# --- Imports and Helper Functions remain the same ---
import torch, torch.nn as nn, torchvision, torchvision.transforms as transforms
from torch.utils.data import DataLoader
import warnings, os, time
from torch.optim.optimizer import Optimizer
from collections import defaultdict


# Helper function for soft-thresholding
@torch.no_grad()
def soft_threshold(x, thresh):
    thresh = torch.tensor(max(0.0, thresh), dtype=x.dtype, device=x.device)
    return torch.sign(x) * torch.relu(torch.abs(x) - thresh)


# Helper function to calculate k-th largest absolute value safely
@torch.no_grad()
def calculate_kth_value(vec, k):
    if vec is None or vec.numel() == 0:
        return 0.0
    N = vec.numel()
    k = max(1, min(N, int(k)))  # Ensure 1 <= k <= N
    kth_smallest_index = max(1, N - k + 1)
    try:
        kth_largest_abs_val = torch.kthvalue(
            vec.abs().flatten(), kth_smallest_index
        ).values
    except RuntimeError as e:
        print(
            f"Warning: kthvalue failed (N={N}, k={k}, index={kth_smallest_index}). Error: {e}. Returning 0."
        )
        return 0.0
    return kth_largest_abs_val.item()


# --- CORRECTED Variant 1: PER-PARAMETER Lambda, Skip Bias AND First Layer ---
class AdamH1_ProxSparse_PerParam_SkipFirst(Optimizer):
    """
    Heuristic Adam Variant 1 for Two-Timescale Sparse Optimization.
    Uses Adam's m_hat as the gradient estimate.
    Maintains and updates lambda PER PARAMETER tensor.
    SKIPS soft-thresholding for bias parameters (dim==1) AND
    parameters belonging to the specified first_layer_params set.

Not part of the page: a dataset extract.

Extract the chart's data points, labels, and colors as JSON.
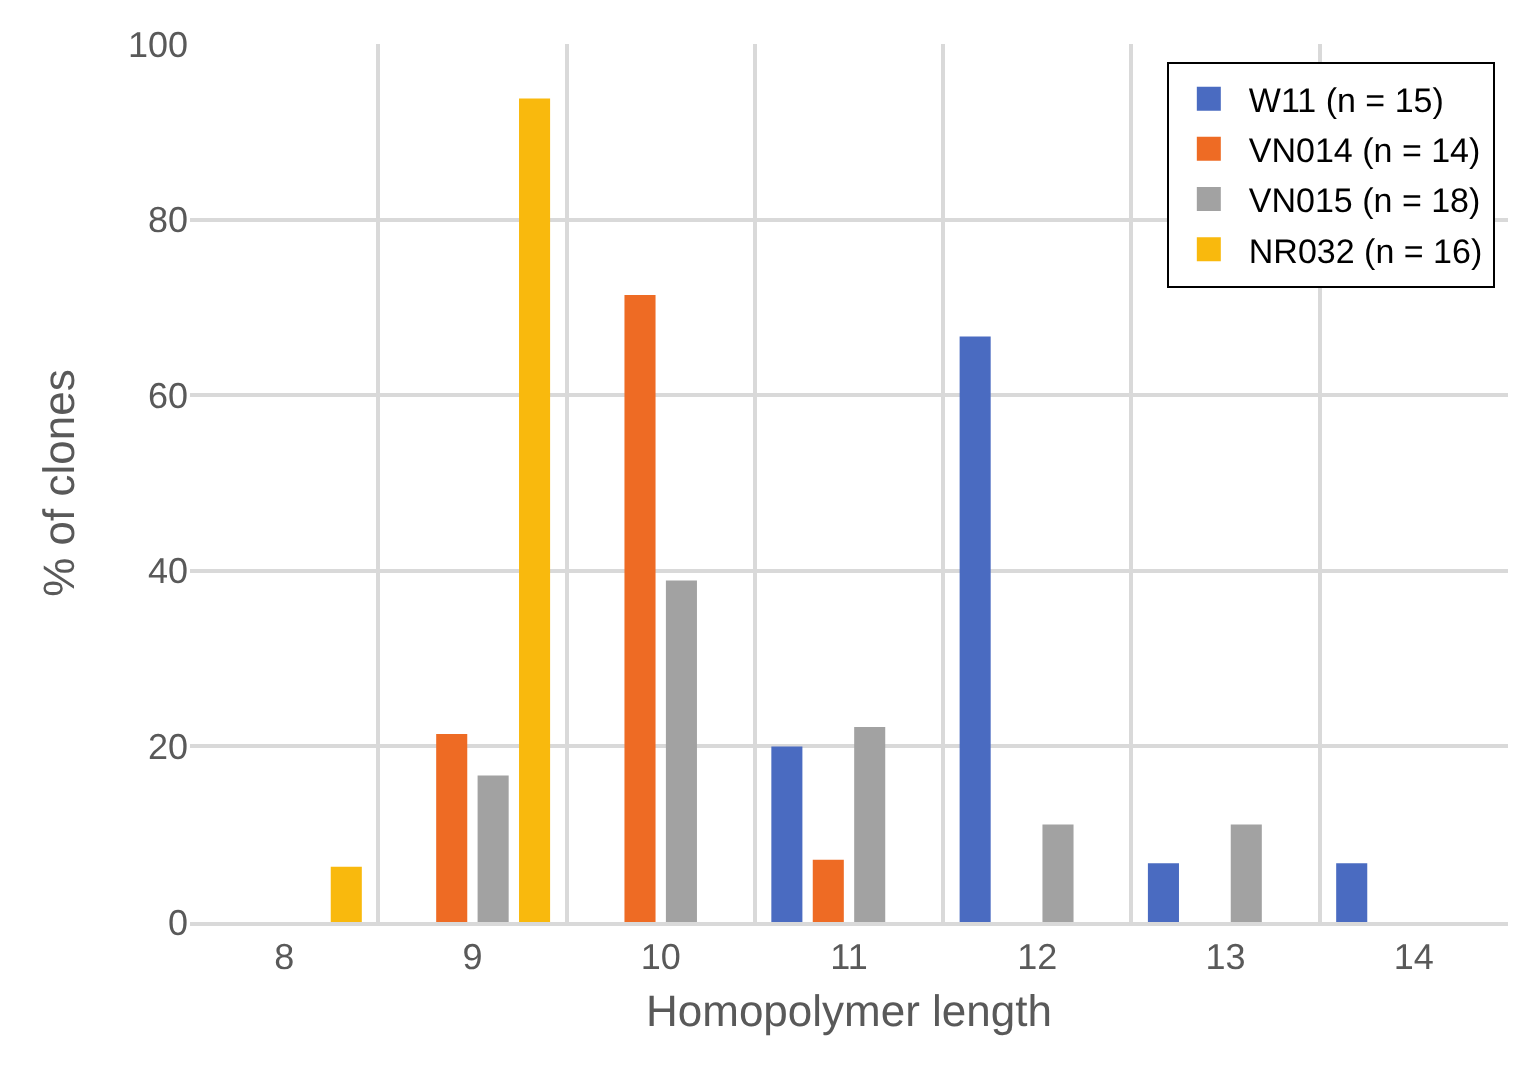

    WARNING: Heuristic approach.
    """

    def __init__(
        self,
        params,
        lr=1e-3,
        betas=(0.9, 0.999),
        eps=1e-8,
        weight_decay=0,
        initial_lambda=0.0,
    ):
        # ... (initial checks remain the same) ...
        if not 0.0 <= lr:
            raise ValueError(f"Invalid learning rate: {lr}")
        if not 0.0 <= eps:
            raise ValueError(f"Invalid epsilon value: {eps}")
        if not 0.0 <= betas[0] < 1.0:
            raise ValueError(f"Invalid beta parameter at index 0: {betas[0]}")
        if not 0.0 <= betas[1] < 1.0:
            raise ValueError(f"Invalid beta parameter at index 1: {betas[1]}")
        if not 0.0 <= weight_decay:
            raise ValueError(f"Invalid weight_decay value: {weight_decay}")

        warnings.warn(
            "AdamH1_ProxSparse_PerParam_SkipFirst is a heuristic optimizer.",
            UserWarning,
        )

        defaults = dict(
            lr=lr,
            betas=betas,
            eps=eps,
            weight_decay=weight_decay,
            initial_lambda=initial_lambda,
        )
        super(AdamH1_ProxSparse_PerParam_SkipFirst, self).__init__(
            params, defaults
        )

    @torch.no_grad()
    def step(
        self,
        k_values_dict,
        beta_lambda,
        first_layer_params_set,
        eta_dict=None,
        closure=None,
    ):
        """
        Performs step, skipping prox for bias and specified first layer params.

        Args:
            k_values_dict (dict): Maps WEIGHT param id (int) -> target k (int)
                                  (MUST exclude first layer params).
            beta_lambda (float): Robbins-Monro step size for lambda updates.
            first_layer_params_set (set): A set containing the parameter objects
                                         (p) belonging to the first layer.
            eta_dict (dict, optional): Maps group index (int) -> step size (float).
            closure (callable, optional): A closure that reevaluates the model.
        Returns:
            Loss (optional).
        """
        loss = None
        if closure is not None:
            with torch.enable_grad():
                loss = closure()

        _active_device = None

        for group_idx, group in enumerate(
            self.param_groups
        ):  # Group index 'i' is group_idx
            beta1, beta2 = group["betas"]
            eps = group["eps"]
            wd = group["weight_decay"]
            initial_lambda = group["initial_lambda"]
            current_eta = group["lr"]  # Default eta for the group
            if eta_dict is not None and group_idx in eta_dict:
                current_eta = eta_dict[group_idx]  # Override if provided

            for p in group["params"]:
                if p.grad is None:
                    continue
                if _active_device is None:
                    _active_device = p.grad.device

                # Identify bias parameters
                is_bias = p.dim() == 1
                # --- Check if parameter is in the first layer set ---
                is_first_layer = p in first_layer_params_set
                # --- ---
                # Determine if prox step should be skipped
                skip_prox = is_bias or is_first_layer

                grad = p.grad
                state = self.state[p]  # Use parameter object 'p' as key

                # State initialization
                if len(state) == 0:
                    state["step"] = 0
                    state["exp_avg"] = torch.zeros_like(
                        p, memory_format=torch.preserve_format
                    )
                    state["exp_avg_sq"] = torch.zeros_like(
                        p, memory_format=torch.preserve_format
                    )
                    state["lambda_val"] = float(initial_lambda)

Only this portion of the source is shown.